Долго и жадно смотрел я по сторонам, боясь потерять себя в этом мире раньше времени. Красные трамваи заученно пробирались по рельсам; бессистемно падали листья с близрастущих деревьев; дома улыбались, сверкая солнечными окнами, как золотыми зубами. И всюду — над, внутри и под городом — шли, сидели, спали, а главное — думали люди. Я хотел им что-то сказать, произнести какие-то незаурядные добрые слова, может даже стихи, пусть не такие совершенные, как стихи Салтыкова…
И тут я вспомнил о поезде, о вокзале. Об отъезде. Я посмотрел на часы. Оставалось минут десять. До разлуки с великим городом, с каменной, рукотворной его площадью, с временем, которое как бы и не вытекает из этой площади, словно из прекрасной мраморной вазы…
С интересом наблюдал я, как люди подходили к черной дыре вокзального входа и пропадали в этом отверстии навсегда. По крайней мере, для моего взгляда — навсегда.
И, чтобы не слишком от всех отличаться, я и сам вошел в эти двери довольно бодрой походкой, не забыв на прощание вежливо кивнуть маленькому Салтыкову.

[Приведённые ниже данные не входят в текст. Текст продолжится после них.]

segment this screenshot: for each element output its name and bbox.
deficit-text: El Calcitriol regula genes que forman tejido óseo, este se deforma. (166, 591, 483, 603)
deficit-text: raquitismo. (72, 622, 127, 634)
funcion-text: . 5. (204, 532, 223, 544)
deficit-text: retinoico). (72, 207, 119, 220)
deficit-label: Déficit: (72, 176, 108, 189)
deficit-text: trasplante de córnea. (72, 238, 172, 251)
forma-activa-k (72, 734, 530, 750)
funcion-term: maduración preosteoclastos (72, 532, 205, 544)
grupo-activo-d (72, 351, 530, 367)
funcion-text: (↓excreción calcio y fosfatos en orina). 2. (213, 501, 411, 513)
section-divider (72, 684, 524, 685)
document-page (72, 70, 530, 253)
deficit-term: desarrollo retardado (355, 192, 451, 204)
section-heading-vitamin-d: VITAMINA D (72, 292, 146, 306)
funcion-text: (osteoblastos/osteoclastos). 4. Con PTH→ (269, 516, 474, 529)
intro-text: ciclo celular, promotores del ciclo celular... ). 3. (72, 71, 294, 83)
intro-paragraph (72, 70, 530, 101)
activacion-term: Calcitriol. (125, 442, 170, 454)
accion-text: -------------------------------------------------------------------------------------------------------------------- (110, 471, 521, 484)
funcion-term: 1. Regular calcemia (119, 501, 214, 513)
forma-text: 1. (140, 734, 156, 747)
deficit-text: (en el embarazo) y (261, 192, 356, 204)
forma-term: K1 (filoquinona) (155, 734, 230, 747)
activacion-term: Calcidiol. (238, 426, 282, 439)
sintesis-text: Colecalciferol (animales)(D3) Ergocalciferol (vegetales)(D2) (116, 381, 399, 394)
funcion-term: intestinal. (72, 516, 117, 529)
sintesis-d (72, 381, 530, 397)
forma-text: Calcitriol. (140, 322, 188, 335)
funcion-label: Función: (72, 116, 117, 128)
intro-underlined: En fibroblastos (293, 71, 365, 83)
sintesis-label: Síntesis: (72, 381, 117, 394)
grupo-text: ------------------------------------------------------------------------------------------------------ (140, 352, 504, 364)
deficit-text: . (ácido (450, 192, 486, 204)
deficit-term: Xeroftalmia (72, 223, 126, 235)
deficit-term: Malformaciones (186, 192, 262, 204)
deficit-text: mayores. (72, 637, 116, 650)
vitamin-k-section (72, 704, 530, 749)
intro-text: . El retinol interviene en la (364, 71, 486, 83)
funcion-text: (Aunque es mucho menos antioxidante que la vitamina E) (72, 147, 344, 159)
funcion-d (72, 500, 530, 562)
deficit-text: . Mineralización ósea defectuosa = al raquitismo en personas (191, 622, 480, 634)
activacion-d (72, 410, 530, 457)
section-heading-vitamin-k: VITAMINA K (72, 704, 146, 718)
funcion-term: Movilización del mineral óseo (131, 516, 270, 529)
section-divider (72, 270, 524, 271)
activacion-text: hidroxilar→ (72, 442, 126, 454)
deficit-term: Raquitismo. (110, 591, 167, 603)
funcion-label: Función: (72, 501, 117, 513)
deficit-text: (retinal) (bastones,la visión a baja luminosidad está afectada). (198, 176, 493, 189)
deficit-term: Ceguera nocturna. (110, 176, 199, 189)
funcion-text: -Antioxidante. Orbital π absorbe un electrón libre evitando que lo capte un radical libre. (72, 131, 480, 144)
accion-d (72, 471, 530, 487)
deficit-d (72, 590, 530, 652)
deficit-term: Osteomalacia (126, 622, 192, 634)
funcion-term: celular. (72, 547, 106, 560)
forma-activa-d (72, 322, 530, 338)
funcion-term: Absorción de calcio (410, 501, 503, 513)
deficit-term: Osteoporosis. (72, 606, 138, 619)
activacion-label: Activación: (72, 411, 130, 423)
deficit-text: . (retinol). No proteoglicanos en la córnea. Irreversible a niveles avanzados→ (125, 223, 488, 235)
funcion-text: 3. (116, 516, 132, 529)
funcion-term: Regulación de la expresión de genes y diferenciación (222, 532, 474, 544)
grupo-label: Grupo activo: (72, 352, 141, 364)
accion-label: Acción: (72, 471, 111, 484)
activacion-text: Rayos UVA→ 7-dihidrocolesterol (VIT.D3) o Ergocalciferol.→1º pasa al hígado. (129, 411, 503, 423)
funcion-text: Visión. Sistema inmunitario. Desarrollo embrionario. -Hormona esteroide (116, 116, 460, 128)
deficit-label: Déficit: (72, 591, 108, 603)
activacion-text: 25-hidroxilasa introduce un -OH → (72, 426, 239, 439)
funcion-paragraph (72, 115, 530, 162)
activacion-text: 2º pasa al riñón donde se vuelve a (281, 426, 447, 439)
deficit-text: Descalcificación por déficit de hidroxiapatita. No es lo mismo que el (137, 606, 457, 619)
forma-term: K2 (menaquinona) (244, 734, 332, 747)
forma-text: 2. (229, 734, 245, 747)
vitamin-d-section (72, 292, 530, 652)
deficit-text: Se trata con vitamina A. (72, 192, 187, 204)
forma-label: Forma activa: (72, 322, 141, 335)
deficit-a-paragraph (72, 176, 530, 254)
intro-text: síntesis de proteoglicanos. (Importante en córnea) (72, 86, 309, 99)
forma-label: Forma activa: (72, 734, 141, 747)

Мираж на Васильевском острове
Я их встретил на Кировском. Возле безлюдной стоянки такси Василиса нервно и в то же время брезгливо трясла загорелой ручкой, требуя, чтобы я остановил машину. Ну, я и остановил. Для маскировки кепочку велосипедную с козырьком по уши натянул. Очки со светофильтрами нахлобучил. И воротник кожаного пиджака у меня приподнялся. Словно бы случайно. От неосторожного движения. Бирку, где моя фамилия обозначена, вынул из рамочки и в карман положил.
Напугать бы их теперь до смерти. До расстройства желудков. С моста в Малую Невку вильнуть. Или мимо столба в сантиметре проскочить…
Ага! За город попросились. По Приморскому шоссе. Скорее всего, на пляж задумано. На золотой песочек. Что ж… Сами пожелали. Отвезу подальше. Пересчитаю кавалеру зубы. А там и оставлю. Наедине с природой.
Похоже, я очень злой сегодня. Не переборщить бы. Конечно, расстаться с женщиной можно и по-мирному, без уголовщины. Тем более что так называемая любовь давно иссякла. Чего ж тебя крутит тогда, Одинцов? Уймись незамедлительно. Поздоровайся с людьми. Покажи им улыбку. Ты добрый, Одинцов.
А может, Одинцов, не иссякла в тебе «так называемая»? И ты теперь словно порожний флакон из-под духов? Жидкости давно уже нет, сухой сосудик, а понюхаешь — пахнет! Прошлым… Да так, что дух захватывает.
Шофер такси Николай Одинцов свернул с Кировского проспекта на Приморское шоссе и поехал в сторону залива. Оставим его ненадолго и вернемся назад. Во времени. В прошлогоднее лето. Вернемся, чтобы рассказать о нем и о его пассажирах — подробнее.
Ее звали Вася. Василиса. Манера такая у родителей: время от времени нарекать детей архаическими именами.
Третью сторону (или — угол?) в нашем треугольнике представлял Марат Базиликин, великовозрастный студент-художник, днем в Академии рисовавший теплые живые фигурки натурщиц, а по ночам у себя в мастерской на Васильевском острове поливавший из распылителя вонючими нитрокрасками абстрактный холст.
Где-то на окраине города, в новостройках, у Базиликина была трехкомнатная квартира и полузабытая, заброшенная жена с ребенком. Последнее время Базиликин предпочитал жить в мастерской, где у него помимо холстов и подрамников имелась помятая тахта, кухонный закуток с газовой плитой на две конфорки и нерегулярная женская забота в лице той или иной ценительницы его тонкого античного профиля и не менее тонкого, почти прозрачного таланта.
Двойная, абстрактно-реальная жизнь Базиликина наложила определенный отпечаток на его поведение, а также — физиономию. Вот он вроде бы и весь налицо: мягкий, даже робкий, почти жертва с бархатными мушкетерскими усиками, с широким пробором-залысиной в плоских черных волосах… Но вдруг улыбнется — и нет его: гримаса улыбки враз начисто преобразит Базиликина. И проступит второе лицо: настороженное, хищное, лицо охотника.
Именно такое лицо, такую острозубую улыбку поймал однажды шофер Одинцов в зеркальце заднего обзора. Произошло это в прошлом году весной.
Тогда он посадил парочку на Невском. Возле лавки художников. Василиса и Базиликин (а речь о них) продолжали какой-то судорожный, дерганый разговор, из которого Одинцов понял, что его пассажиры художники или нечто в этом роде.